Seahawks’ owner Allen tops list of NFL billionaires
Labor strife is back in the NFL, with preliminary public battles between new Players Association head DeMaurice Smith and the league’s owners setting the stage for fierce negotiations toward the next collective bargaining agreement. With the current deal expiring after this season, a 2011 work stoppage remains a real possibility.
When it comes to contract negotiations, many fans and sports pundits are quick to point out that it’s tough to take sides when “billionaires and millionaires” are arguing over how to divvy up the dough from personal seat licenses and luxury suites. The sentiment is understandable, though not entirely accurate. Peek at most any NFL roster and you’ll find that less than half are making seven figures (though some of those smaller earners could very well be millionaires if they’ve saved and invested wisely, just as some of those making mega millions could be squandering their money). And how many NFL owners are actually billionaires? Exactly half.
|In Pictures: The football billionaires|
Led by Microsoft cofounder and Seattle Seahawks owner Paul Allen, whose $12.7 billion net worth make him one of the world’s wealthiest men, 16 of the NFL’s 32 owners boast a new worth of $1 billion or more (perhaps 16 of 31 is more accurate, since the publicly traded Green Bay Packers have no majority owner). That’s a clear line of demarcation among the NFL ownership fraternity: half in the billionaire’s club, the other half out.
[Related: How long it takes to earn a billion dollars]
Allen, just a Microsoft stock rally away from being able to buy the whole NFL if rules permitted (the 32 teams are worth a collective $32.9 billion, making his personal wealth enough for a 39 percent down payment), leads a pack of owners whose billions were mostly earned outside the sport.

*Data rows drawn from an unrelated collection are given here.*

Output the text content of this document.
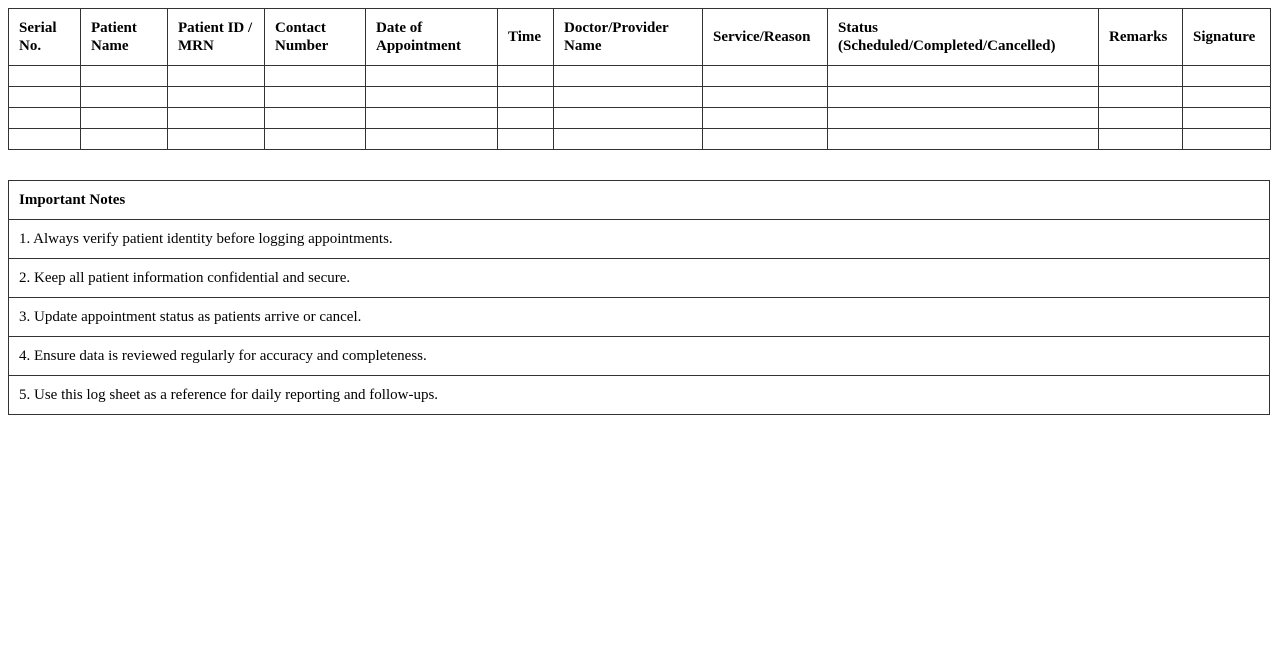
Serial No.	Patient Name	Patient ID / MRN	Contact Number	Date of Appointment	Time	Doctor/Provider Name	Service/Reason	Status (Scheduled/Completed/Cancelled)	Remarks	Signature

Important Notes
1. Always verify patient identity before logging appointments.
2. Keep all patient information confidential and secure.
3. Update appointment status as patients arrive or cancel.
4. Ensure data is reviewed regularly for accuracy and completeness.
5. Use this log sheet as a reference for daily reporting and follow-ups.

Call them the vanity investors – successful men whose wealth enabled them to buy into the fun, exclusive world of big-time sports. Another is Stephen Ross, a real estate developer worth $3.1 billion who bought 50 percent of the Miami Dolphins from fellow billionaire H. Wayne Huizenga in 2008, and then upped his take to 95 percent in 2009. Also in this group: Home Depot cofounder Arthur Blank, who bought the Atlanta Falcons in 2002, and energy industry entrepreneur Robert McNair, who sold his company, Cogen Technologies, to Enron just before its collapse and bought up a controlling interest in the expansion Houston Texans in 1999.
Then there are those NFL billionaires whose fortunes are closely tied to their clubs, thanks to the enormous growth of revenues and franchise values around the league over the past two decades. Jeff Lurie, a former college professor and film industry executive, bought the Philadelphia Eagles for $185 million in 1994. Through a mostly steady diet of winning seasons, sellouts and roughly $140 million in naming rights fees for Lincoln Financial Field (opened in 2003), the Eagles are now worth $1.1 billion and Lurie $1 billion. And Jim Irsay, son of former Colts owner Robert Irsay, inherited full control of the club upon his father’s death in 1997. Playing in new Lucas Oil Stadium, the Colts, bought for $15 million by Robert Irsay in 1972 when they played in Baltimore, are worth $1 billion.
And talk about sticking it out with an investment to turn a big profit: Tennessee Titans owner Kenneth “Bud” Adams, is an oilman who bought his team, then the Houston Oilers, for $25,000 when it was an American Football League startup in 1960. He now sits atop a $1 billion NFL enterprise. Even after factoring in 50 years of inflation, Adams made over 5,400 times his money. And, no doubt, he’s had a lot of fun doing it.